Victimes du médicament : la double peine
Les victimes d’effets indésirables graves de médicaments graves disposent de deux voies, qui présentent chacun des obstacles rendant difficiles l’indemnisation.
–La voie dite amiable. Organisée par les CCI régionales (commission de conciliation et d’indemnisation), c’est la plus courte, la moins coûteuse et sans doute la moins éprouvante. Elle permet en théorie d’indemniser des accidents médicamenteux quand personne n’est responsable (aléa thérapeutique ou faute à pas de chance). Il faut néanmoins démontrer une relation de cause à effet entre le médicament et les dommages. Or, selon les experts et les CCI, de grandes disparités de jugement sont constatés. Autre problème : les seuils de gravité nécessaires sont hauts. Il faut par exemple justifier de la perte d’un œil pour pouvoir bénéficier de la procédure. Or de nombreux dommages, portant chroniques et réellement handicapants, n’atteignent pas ce niveau.
-La voie judiciaire. Cette procédure devant les tribunaux est plus longue, coûteuse et ardue que la voie amiable. Mais les montants d’indemnisation y sont généralement plus élevés. Comme pour la voie amiable, il faut démontrer que le médicament est bien en cause dans la survenue des dommages subis. Si l’effet indésirable n’est pas dans la notice, la relation de cause à effet est souvent difficile à prouver. Si l’effet indésirable est dans la notice, c’est plus facile… mais alors, la réglementation est telle, que cela exclut de fait la responsabilité du laboratoire ! Il reste possible d’engager la responsabilité du prescripteur, si par exemple il a prescrit le médicament de manière injustifiée.
Androcur > Un risque de tumeur connu de longue date
1980 : L’Androcur [acétate de cyprotérone, 50 mg] obtient son autorisation de mise sur le marché. Ce traitement hormonal, de famille des progestatifs, est autorisé pour le traitement de l’hirsutisme (excès de pilosité) sévère chez les femmes et traitement de la prostate chez les hommes.
2008 : Le risque de méningiomes multiples lié à la prise d’acétate de cyprotérone est présenté à l’occasion d’un congrès médical.
2009 : Les autorités européennes de pharmacovigilance étudient la question.
2011 : Les notices et RCP [la fiche officielle du médicament] sont modifiés pour mentionner le risque de méningiome.
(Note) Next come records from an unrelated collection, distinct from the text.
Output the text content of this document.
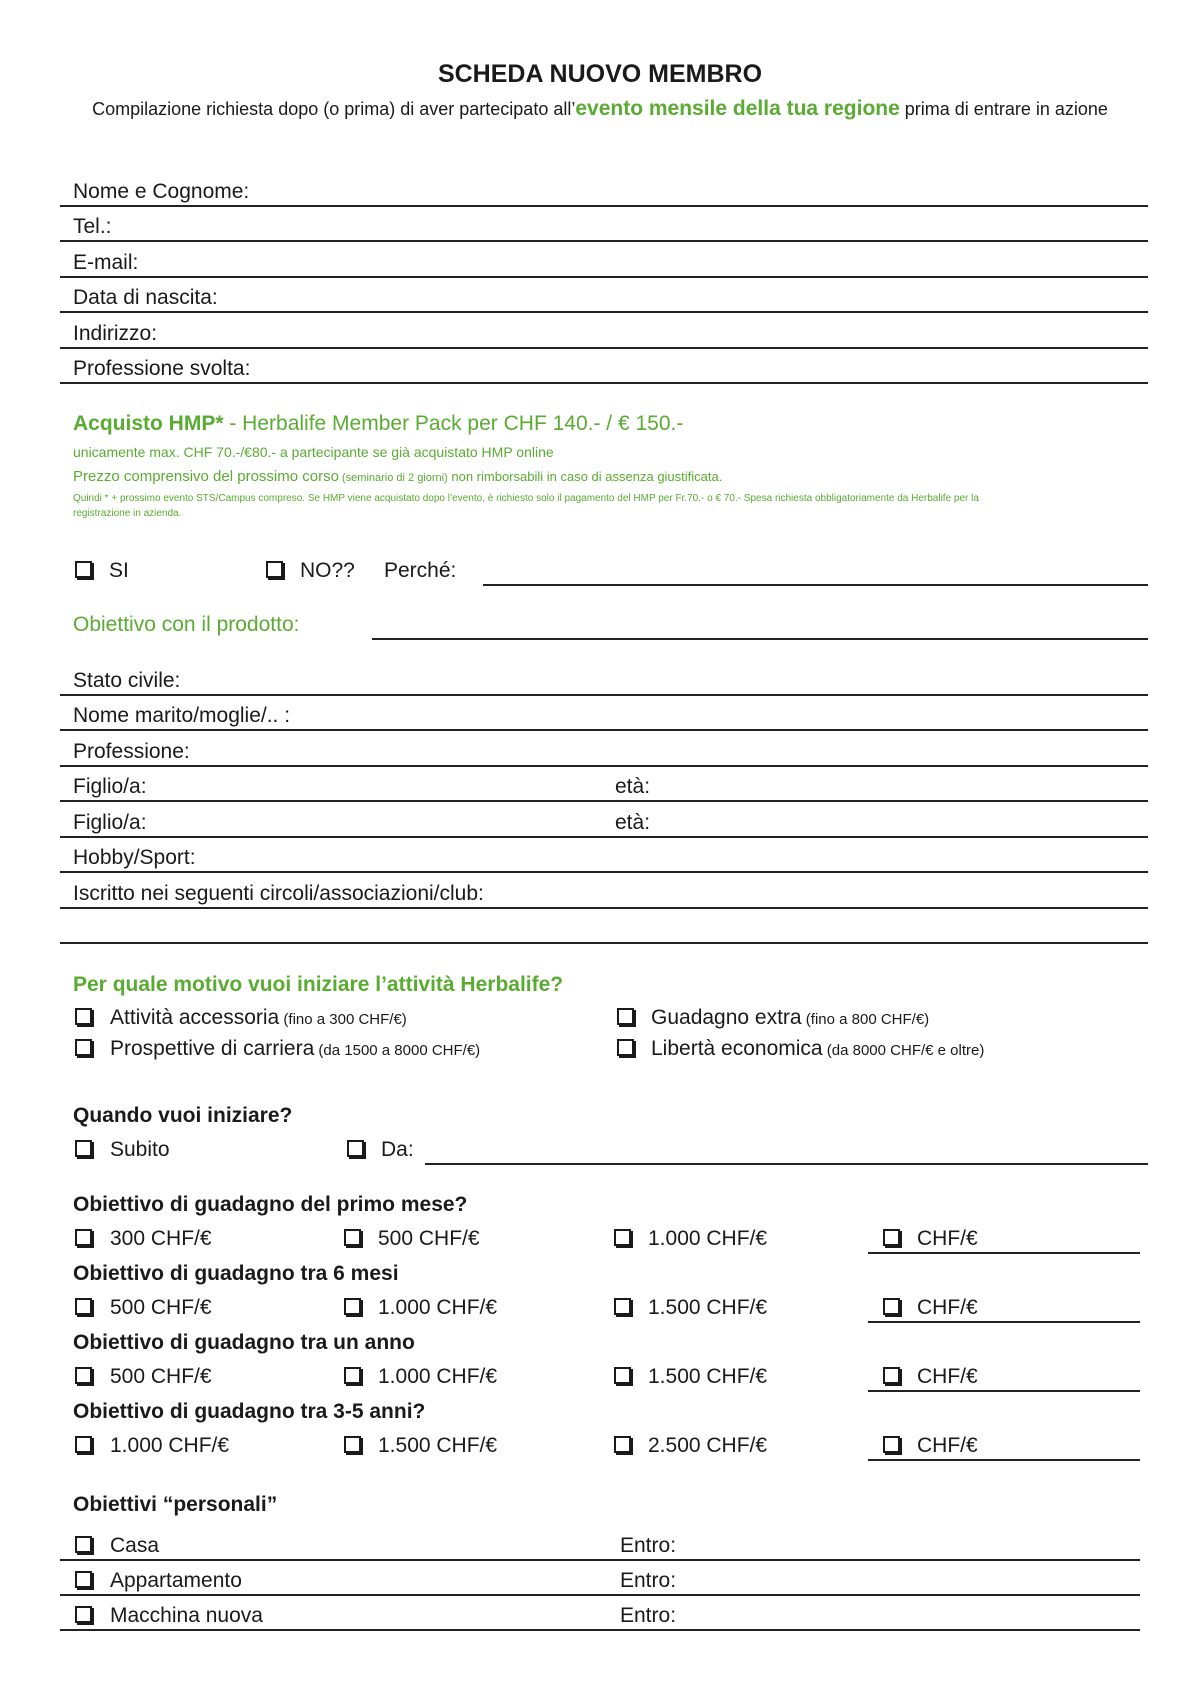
SCHEDA NUOVO MEMBRO
Compilazione richiesta dopo (o prima) di aver partecipato all’evento mensile della tua regione prima di entrare in azione
Nome e Cognome:
Tel.:
E-mail:
Data di nascita:
Indirizzo:
Professione svolta:
Acquisto HMP* - Herbalife Member Pack per CHF 140.- / € 150.-
unicamente max. CHF 70.-/€80.- a partecipante se già acquistato HMP online
Prezzo comprensivo del prossimo corso (seminario di 2 giorni) non rimborsabili in caso di assenza giustificata.
Quindi * + prossimo evento STS/Campus compreso. Se HMP viene acquistato dopo l’evento, è richiesto solo il pagamento del HMP per Fr.70.- o € 70.- Spesa richiesta obbligatoriamente da Herbalife per la
registrazione in azienda.
SI	NO?? Perché:
Obiettivo con il prodotto:
Stato civile:
Nome marito/moglie/.. :
Professione:
Figlio/a:	età:
Figlio/a:	età:
Hobby/Sport:
Iscritto nei seguenti circoli/associazioni/club:
Per quale motivo vuoi iniziare l’attività Herbalife?
Attività accessoria (fino a 300 CHF/€)	Guadagno extra (fino a 800 CHF/€)
Prospettive di carriera (da 1500 a 8000 CHF/€)	Libertà economica (da 8000 CHF/€ e oltre)
Quando vuoi iniziare?
Subito	Da:
Obiettivo di guadagno del primo mese?
300 CHF/€	500 CHF/€	1.000 CHF/€	CHF/€
Obiettivo di guadagno tra 6 mesi
500 CHF/€	1.000 CHF/€	1.500 CHF/€	CHF/€
Obiettivo di guadagno tra un anno
500 CHF/€	1.000 CHF/€	1.500 CHF/€	CHF/€
Obiettivo di guadagno tra 3-5 anni?
1.000 CHF/€	1.500 CHF/€	2.500 CHF/€	CHF/€
Obiettivi “personali”
Casa	Entro:
Appartamento	Entro:
Macchina nuova	Entro:
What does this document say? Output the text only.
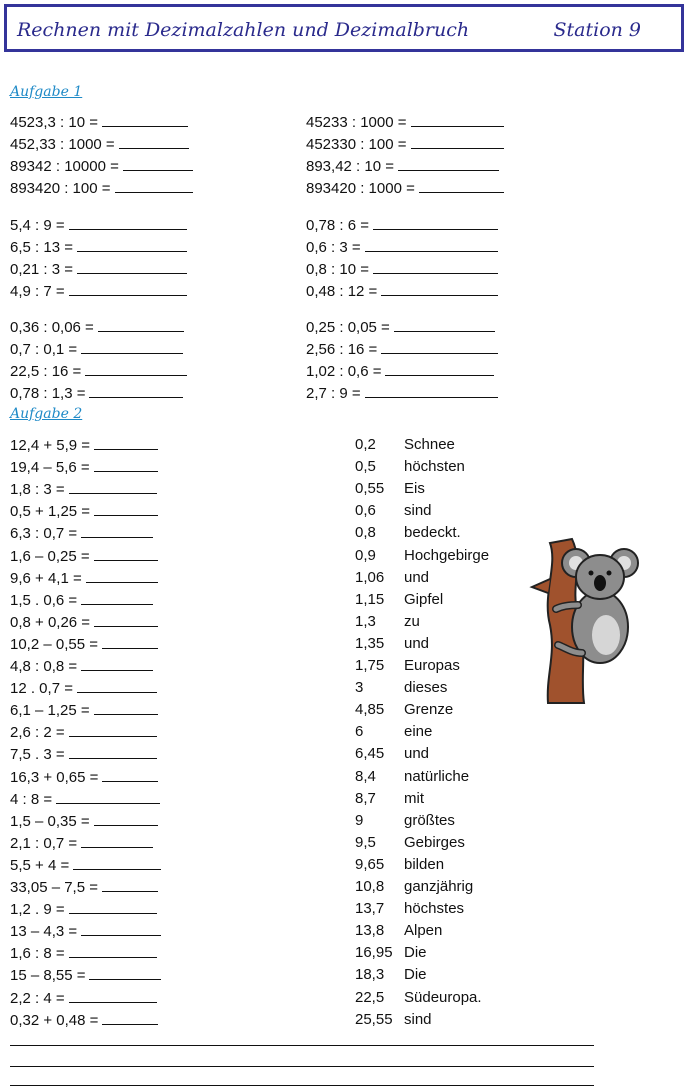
Rechnen mit Dezimalzahlen und Dezimalbruch	Station 9
Aufgabe 1
4523,3 : 10 =
452,33 : 1000 =
89342 : 10000 =
893420 : 100 =
45233 : 1000 =
452330 : 100 =
893,42 : 10 =
893420 : 1000 =
5,4 : 9 =
6,5 : 13 =
0,21 : 3 =
4,9 : 7 =
0,78 : 6 =
0,6 : 3 =
0,8 : 10 =
0,48 : 12 =
0,36 : 0,06 =
0,7 : 0,1 =
22,5 : 16 =
0,78 : 1,3 =
0,25 : 0,05 =
2,56 : 16 =
1,02 : 0,6 =
2,7 : 9 =
Aufgabe 2
12,4 + 5,9 =
19,4 – 5,6 =
1,8 : 3 =
0,5 + 1,25 =
6,3 : 0,7 =
1,6 – 0,25 =
9,6 + 4,1 =
1,5 . 0,6 =
0,8 + 0,26 =
10,2 – 0,55 =
4,8 : 0,8 =
12 . 0,7 =
6,1 – 1,25 =
2,6 : 2 =
7,5 . 3 =
16,3 + 0,65 =
4 : 8 =
1,5 – 0,35 =
2,1 : 0,7 =
5,5 + 4 =
33,05 – 7,5 =
1,2 . 9 =
13 – 4,3 =
1,6 : 8 =
15 – 8,55 =
2,2 : 4 =
0,32 + 0,48 =
0,2 Schnee
0,5 höchsten
0,55 Eis
0,6 sind
0,8 bedeckt.
0,9 Hochgebirge
1,06 und
1,15 Gipfel
1,3 zu
1,35 und
1,75 Europas
3	dieses
4,85 Grenze
6	eine
6,45 und
8,4 natürliche
8,7 mit
9	größtes
9,5 Gebirges
9,65 bilden
10,8 ganzjährig
13,7 höchstes
13,8 Alpen
16,95 Die
18,3 Die
22,5 Südeuropa.
25,55 sind
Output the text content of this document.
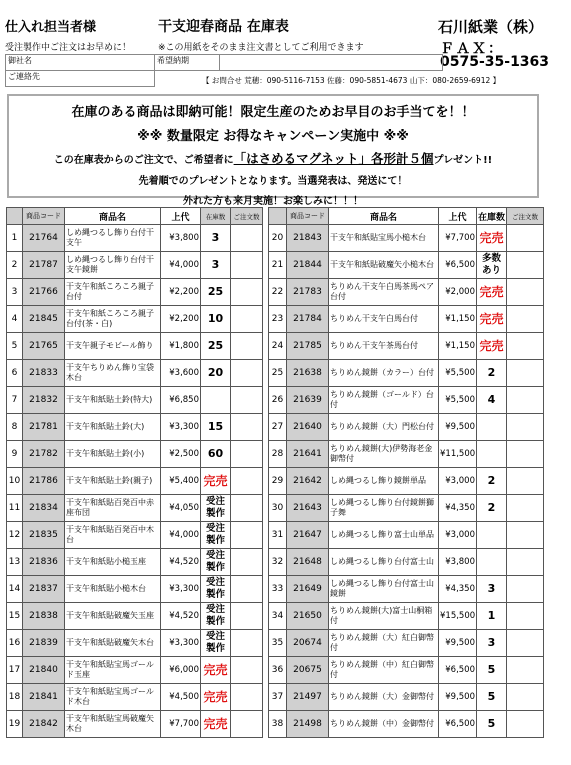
仕入れ担当者様	干支迎春商品 在庫表	石川紙業（株）
受注製作中ご注文はお早めに！	※この用紙をそのまま注文書としてご利用できます	ＦＡＸ：
0575-35-1363
御社名	希望納期	
ご連絡先			【 お問合せ 荒穂：090-5116-7153 佐藤：090-5851-4673 山下：080-2659-6912 】
在庫のある商品は即納可能！限定生産のためお早目のお手当てを！！
※※ 数量限定 お得なキャンペーン実施中 ※※
この在庫表からのご注文で、ご希望者に「はさめるマグネット」各形計５個プレゼント!!
先着順でのプレゼントとなります。当選発表は、発送にて！
外れた方も来月実施！お楽しみに！！！
	商品コード	商品名	上代	在庫数	ご注文数
1	21764	しめ縄つるし飾り台付干支午	¥3,800	3	
2	21787	しめ縄つるし飾り台付干支午鏡餅	¥4,000	3	
3	21766	干支午和紙ころころ親子台付	¥2,200	25	
4	21845	干支午和紙ころころ親子台付(茶・白)	¥2,200	10	
5	21765	干支午親子モビール飾り	¥1,800	25	
6	21833	干支午ちりめん飾り宝袋木台	¥3,600	20	
7	21832	干支午和紙貼土鈴(特大)	¥6,850		
8	21781	干支午和紙貼土鈴(大)	¥3,300	15	
9	21782	干支午和紙貼土鈴(小)	¥2,500	60	
10	21786	干支午和紙貼土鈴(親子)	¥5,400	完売	
11	21834	干支午和紙貼百発百中赤座布団	¥4,050	受注製作	
12	21835	干支午和紙貼百発百中木台	¥4,000	受注製作	
13	21836	干支午和紙貼小槌玉座	¥4,520	受注製作	
14	21837	干支午和紙貼小槌木台	¥3,300	受注製作	
15	21838	干支午和紙貼破魔矢玉座	¥4,520	受注製作	
16	21839	干支午和紙貼破魔矢木台	¥3,300	受注製作	
17	21840	干支午和紙貼宝馬ゴールド玉座	¥6,000	完売	
18	21841	干支午和紙貼宝馬ゴールド木台	¥4,500	完売	
19	21842	干支午和紙貼宝馬破魔矢木台	¥7,700	完売	
	商品コード	商品名	上代	在庫数	ご注文数
20	21843	干支午和紙貼宝馬小槌木台	¥7,700	完売	
21	21844	干支午和紙貼破魔矢小槌木台	¥6,500	多数あり	
22	21783	ちりめん干支午白馬茶馬ペア台付	¥2,000	完売	
23	21784	ちりめん干支午白馬台付	¥1,150	完売	
24	21785	ちりめん干支午茶馬台付	¥1,150	完売	
25	21638	ちりめん鏡餅（カラー）台付	¥5,500	2	
26	21639	ちりめん鏡餅（ゴールド）台付	¥5,500	4	
27	21640	ちりめん鏡餅（大）門松台付	¥9,500		
28	21641	ちりめん鏡餅(大)伊勢海老金御幣付	¥11,500		
29	21642	しめ縄つるし飾り鏡餅単品	¥3,000	2	
30	21643	しめ縄つるし飾り台付鏡餅獅子舞	¥4,350	2	
31	21647	しめ縄つるし飾り富士山単品	¥3,000		
32	21648	しめ縄つるし飾り台付富士山	¥3,800		
33	21649	しめ縄つるし飾り台付富士山鏡餅	¥4,350	3	
34	21650	ちりめん鏡餅(大)富士山桐箱付	¥15,500	1	
35	20674	ちりめん鏡餅（大）紅白御幣付	¥9,500	3	
36	20675	ちりめん鏡餅（中）紅白御幣付	¥6,500	5	
37	21497	ちりめん鏡餅（大）金御幣付	¥9,500	5	
38	21498	ちりめん鏡餅（中）金御幣付	¥6,500	5	
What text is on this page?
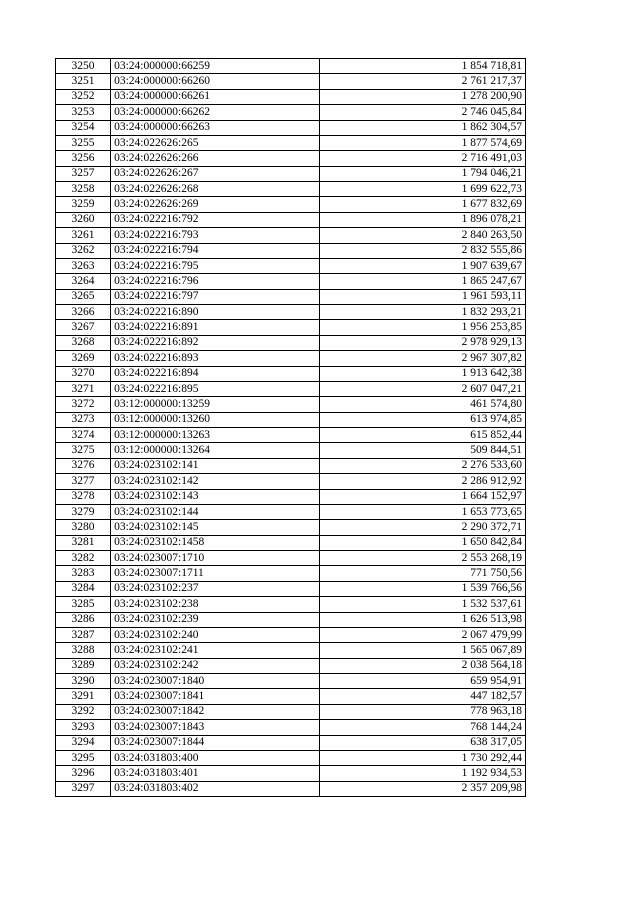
3250	03:24:000000:66259	1 854 718,81
3251	03:24:000000:66260	2 761 217,37
3252	03:24:000000:66261	1 278 200,90
3253	03:24:000000:66262	2 746 045,84
3254	03:24:000000:66263	1 862 304,57
3255	03:24:022626:265	1 877 574,69
3256	03:24:022626:266	2 716 491,03
3257	03:24:022626:267	1 794 046,21
3258	03:24:022626:268	1 699 622,73
3259	03:24:022626:269	1 677 832,69
3260	03:24:022216:792	1 896 078,21
3261	03:24:022216:793	2 840 263,50
3262	03:24:022216:794	2 832 555,86
3263	03:24:022216:795	1 907 639,67
3264	03:24:022216:796	1 865 247,67
3265	03:24:022216:797	1 961 593,11
3266	03:24:022216:890	1 832 293,21
3267	03:24:022216:891	1 956 253,85
3268	03:24:022216:892	2 978 929,13
3269	03:24:022216:893	2 967 307,82
3270	03:24:022216:894	1 913 642,38
3271	03:24:022216:895	2 607 047,21
3272	03:12:000000:13259	461 574,80
3273	03:12:000000:13260	613 974,85
3274	03:12:000000:13263	615 852,44
3275	03:12:000000:13264	509 844,51
3276	03:24:023102:141	2 276 533,60
3277	03:24:023102:142	2 286 912,92
3278	03:24:023102:143	1 664 152,97
3279	03:24:023102:144	1 653 773,65
3280	03:24:023102:145	2 290 372,71
3281	03:24:023102:1458	1 650 842,84
3282	03:24:023007:1710	2 553 268,19
3283	03:24:023007:1711	771 750,56
3284	03:24:023102:237	1 539 766,56
3285	03:24:023102:238	1 532 537,61
3286	03:24:023102:239	1 626 513,98
3287	03:24:023102:240	2 067 479,99
3288	03:24:023102:241	1 565 067,89
3289	03:24:023102:242	2 038 564,18
3290	03:24:023007:1840	659 954,91
3291	03:24:023007:1841	447 182,57
3292	03:24:023007:1842	778 963,18
3293	03:24:023007:1843	768 144,24
3294	03:24:023007:1844	638 317,05
3295	03:24:031803:400	1 730 292,44
3296	03:24:031803:401	1 192 934,53
3297	03:24:031803:402	2 357 209,98
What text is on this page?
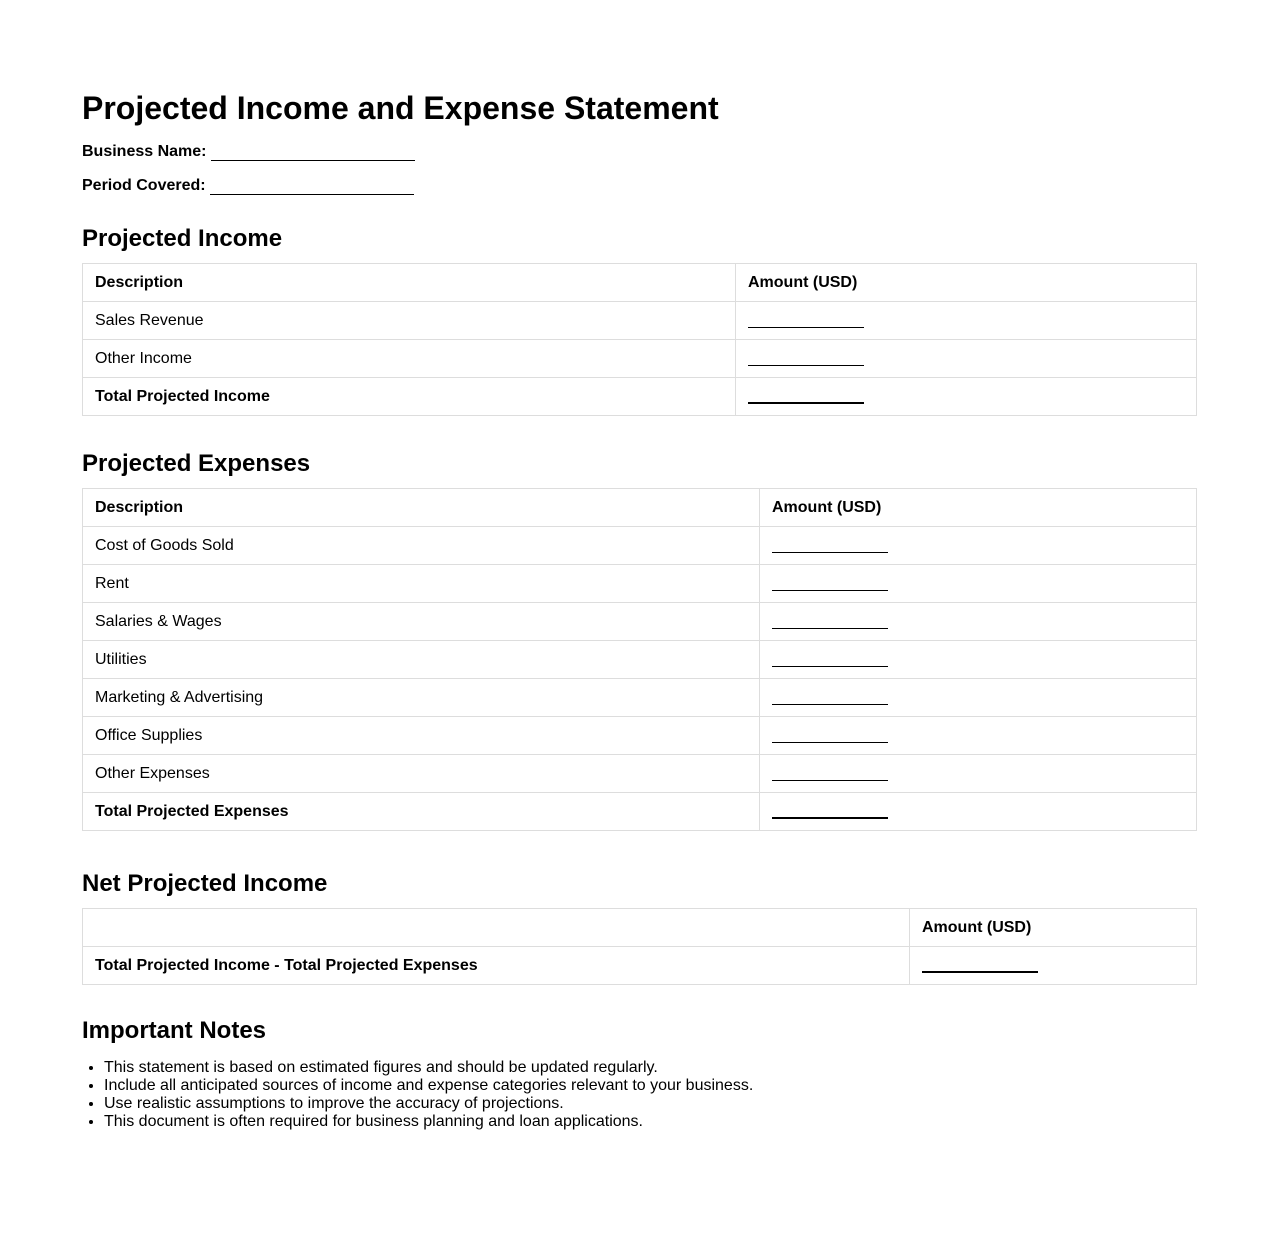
Projected Income and Expense Statement
Business Name:
Period Covered:
Projected Income
Description	Amount (USD)
Sales Revenue	
Other Income	
Total Projected Income	
Projected Expenses
Description	Amount (USD)
Cost of Goods Sold	
Rent	
Salaries & Wages	
Utilities	
Marketing & Advertising	
Office Supplies	
Other Expenses	
Total Projected Expenses	
Net Projected Income
	Amount (USD)
Total Projected Income - Total Projected Expenses	
Important Notes
• This statement is based on estimated figures and should be updated regularly.
• Include all anticipated sources of income and expense categories relevant to your business.
• Use realistic assumptions to improve the accuracy of projections.
• This document is often required for business planning and loan applications.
Un antécédent ou la survenue d’une telle tumeur devient une contre-indication.
2014 : Une enquête du centre de pharmacovigilance de Strasbourg dénombre 44 cas de personnes ayant eu un méningiome sous progestatifs.
Octobre 2018 : L’agence du médicament (ANSM) publie les résultats d’une étude de quantification : le risque de méningiome est multiplié par 20 en cas de prise supérieure à 5 ans. Dans le même temps des recommandations de prise en charge des patients sont diffusées.
Mars 2019 : Un rapport de l’assurance maladie confirme « une très large utilisation hors AMM » (sans autorisation officielle donc) de l’Androcur et de ses génériques, avec une absence dans 85 % des femmes d’examens de recherche d’un hirsutisme. Les principaux usages détournés sont contraceptifs et contre l’acné.
1er juillet 2019 : De nouvelles conditions de prescription et de délivrance de l’acétate de cyprotérone sont instaurées : les médecins doivent remettre une fiche d’information et signer une attestation de remise.